En arrivant devant les « terrasses crématoires », je n’ai pas tout de suite compris la force de ce que j’étais en train de découvrir. Des tas de bois tranchaient çà et là avec la pierre claire, des colonnes de fumée s’élevaient puis emplissaient l’atmosphère de cet espace presque conçu comme une scène de théâtre : deux ouvertures sur les côtés et une au sommet des marches, d’où apparaissaient les principaux protagonistes de cet étrange spectacle. A force d’observation silencieuse, je finissais par saisir ce qui se tenait devant moi, sans toutefois pleinement appréhender les subtilités de ces cérémonies religieuses. Originaire d’une famille où la mort se passe dans une église puis un cimetière, où le corps est entier dans un cercueil destiné à être plongé dans la terre pour toujours, comment aurais-je pu ?
Par chance, un jeune Varanasien s’est rapproché de ma famille, ayant remarqué notre ignorance, et a pris le temps de nous expliquer la scène stupéfiante qui se déroulait devant nos yeux. Les bûchers ont toujours eu lieu au même endroit, au bord du Gange, pour pouvoir directement déposer les cendres dans le fleuve sacré. Le bois revêt une importance capitale dans l’opération. Plus la famille du défunt est fortunée, plus l’essence sera raffinée, le santal étant au sommet du panthéon, à la fois agréablement odorant et parfaitement combustible. Le corps doit être enveloppé dans plusieurs étoffes et porté sur un brancard jusqu’au lieu de crémation, centre d’un cortège de chants et de prières. Notre « guide » nous a aussi raconté que les femmes ne pouvaient plus assister à la crémation d’hommes, car de trop nombreuses épouses s’étaient jetées dans le feu par le passé, terrassées par la douleur au point de vouloir mourir avec l’être aimé.

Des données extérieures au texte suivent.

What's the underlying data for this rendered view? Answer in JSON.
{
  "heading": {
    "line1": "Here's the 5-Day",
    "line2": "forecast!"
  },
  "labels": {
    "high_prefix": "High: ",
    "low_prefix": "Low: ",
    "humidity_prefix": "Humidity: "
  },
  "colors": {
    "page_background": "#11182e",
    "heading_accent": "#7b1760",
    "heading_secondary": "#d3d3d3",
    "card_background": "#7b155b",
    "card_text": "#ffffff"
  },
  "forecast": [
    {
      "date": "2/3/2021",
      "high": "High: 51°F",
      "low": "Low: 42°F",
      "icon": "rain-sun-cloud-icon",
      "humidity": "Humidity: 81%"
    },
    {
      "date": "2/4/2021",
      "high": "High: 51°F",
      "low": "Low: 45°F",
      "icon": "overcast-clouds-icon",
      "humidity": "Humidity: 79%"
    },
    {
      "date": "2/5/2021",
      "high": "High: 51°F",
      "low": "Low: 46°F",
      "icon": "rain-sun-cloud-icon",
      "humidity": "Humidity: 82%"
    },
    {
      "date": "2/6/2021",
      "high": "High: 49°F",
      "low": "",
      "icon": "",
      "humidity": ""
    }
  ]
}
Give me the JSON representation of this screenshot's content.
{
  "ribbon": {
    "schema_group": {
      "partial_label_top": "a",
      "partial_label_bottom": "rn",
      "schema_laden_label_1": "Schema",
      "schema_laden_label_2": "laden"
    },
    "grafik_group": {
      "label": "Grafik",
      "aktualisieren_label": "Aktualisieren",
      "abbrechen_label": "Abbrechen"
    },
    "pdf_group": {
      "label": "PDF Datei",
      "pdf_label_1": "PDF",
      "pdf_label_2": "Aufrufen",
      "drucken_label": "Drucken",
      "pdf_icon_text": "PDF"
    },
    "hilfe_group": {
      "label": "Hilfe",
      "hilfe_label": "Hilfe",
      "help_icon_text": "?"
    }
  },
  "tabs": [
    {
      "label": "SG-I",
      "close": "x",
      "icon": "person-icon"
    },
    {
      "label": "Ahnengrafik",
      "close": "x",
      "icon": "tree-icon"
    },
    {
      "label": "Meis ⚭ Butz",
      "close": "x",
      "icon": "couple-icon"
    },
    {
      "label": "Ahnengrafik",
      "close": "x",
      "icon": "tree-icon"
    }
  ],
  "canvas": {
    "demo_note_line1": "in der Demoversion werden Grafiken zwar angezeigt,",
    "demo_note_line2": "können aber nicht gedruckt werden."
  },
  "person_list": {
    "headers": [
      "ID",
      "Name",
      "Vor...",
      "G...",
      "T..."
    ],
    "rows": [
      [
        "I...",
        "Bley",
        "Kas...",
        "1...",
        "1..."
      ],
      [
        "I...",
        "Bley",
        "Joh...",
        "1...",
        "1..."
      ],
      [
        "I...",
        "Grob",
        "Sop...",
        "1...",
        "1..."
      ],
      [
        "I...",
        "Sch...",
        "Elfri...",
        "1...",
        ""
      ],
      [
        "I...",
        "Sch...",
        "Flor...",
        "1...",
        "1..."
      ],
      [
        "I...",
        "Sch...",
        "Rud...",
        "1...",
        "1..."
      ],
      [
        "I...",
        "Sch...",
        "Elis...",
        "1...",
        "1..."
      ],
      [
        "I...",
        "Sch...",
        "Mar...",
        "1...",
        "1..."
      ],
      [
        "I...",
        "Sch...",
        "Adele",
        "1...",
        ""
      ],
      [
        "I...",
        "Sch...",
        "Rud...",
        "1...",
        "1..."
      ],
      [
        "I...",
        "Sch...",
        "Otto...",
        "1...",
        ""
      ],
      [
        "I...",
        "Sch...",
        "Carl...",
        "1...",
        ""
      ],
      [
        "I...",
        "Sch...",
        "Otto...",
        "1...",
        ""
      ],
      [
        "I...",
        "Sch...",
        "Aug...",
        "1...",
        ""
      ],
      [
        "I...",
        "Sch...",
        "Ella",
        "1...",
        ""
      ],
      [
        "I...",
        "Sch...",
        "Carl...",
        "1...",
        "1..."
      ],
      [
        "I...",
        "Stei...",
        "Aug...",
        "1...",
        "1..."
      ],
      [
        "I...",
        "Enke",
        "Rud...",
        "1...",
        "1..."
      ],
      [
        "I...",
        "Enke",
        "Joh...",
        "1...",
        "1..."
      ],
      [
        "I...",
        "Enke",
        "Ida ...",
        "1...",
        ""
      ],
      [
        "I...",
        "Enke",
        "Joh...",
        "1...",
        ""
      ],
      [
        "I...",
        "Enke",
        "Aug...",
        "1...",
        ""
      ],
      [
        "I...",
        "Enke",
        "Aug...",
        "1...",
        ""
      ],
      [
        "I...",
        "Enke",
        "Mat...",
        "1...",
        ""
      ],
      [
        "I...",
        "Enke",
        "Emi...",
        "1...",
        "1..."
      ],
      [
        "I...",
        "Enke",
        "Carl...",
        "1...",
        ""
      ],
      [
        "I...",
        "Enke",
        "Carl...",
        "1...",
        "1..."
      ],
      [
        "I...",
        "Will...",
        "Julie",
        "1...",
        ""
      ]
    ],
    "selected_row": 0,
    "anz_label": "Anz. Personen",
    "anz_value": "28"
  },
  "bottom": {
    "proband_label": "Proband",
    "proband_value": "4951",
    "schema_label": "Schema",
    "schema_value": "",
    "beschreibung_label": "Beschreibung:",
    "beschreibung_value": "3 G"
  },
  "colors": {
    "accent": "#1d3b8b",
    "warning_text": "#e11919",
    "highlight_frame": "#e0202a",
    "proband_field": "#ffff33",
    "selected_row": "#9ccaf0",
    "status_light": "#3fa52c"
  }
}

Certains corps avaient a contrario l’honneur de ne pas être brûlés, mais directement lestés et offerts au Gange, comme les personnes piquées par les serpents, les femmes enceintes, ou (très logiquement) les vaches sacrées.
Toutes ces précisions me déstabilisaient, n’étant pas habituée à aborder aussi librement des sujets qui me paraissaient aussi grave. Au-delà des informations brutes qui me parvenaient, les sensations me plongeaient dans un état très particulier, comme une sorte de contemplation douloureuse. La fumée me piquait les yeux et me faisait pleurer, l’odeur était difficile à supporter, les essences et parfums me brûlaient la gorge, et toujours cet effluve lancinant que je ne pouvais nommer. Tandis qu’un bruit fort et sec retentissait, le Varanasien reprenait : « Vous entendez ce bruit ? C’est quand le crâne explose sous la pression des gaz et que l’âme est libérée. » C’est alors que je voyais parmi les rondins de bois incandescents un tibia relié à son pied, et certainement au reste du corps enfoui sous les braises. Effrayée, je me tournais vers l’eau du Gange, fixais le marasme du fleuve, des cendres et des fleurs, les yeux baignés de larmes par la fumée. Quelques secondes s’écoulaient et je comprenais enfin ce que je sentais : l’odeur de la mort, du corps qui brûle, de la chair qui cuit.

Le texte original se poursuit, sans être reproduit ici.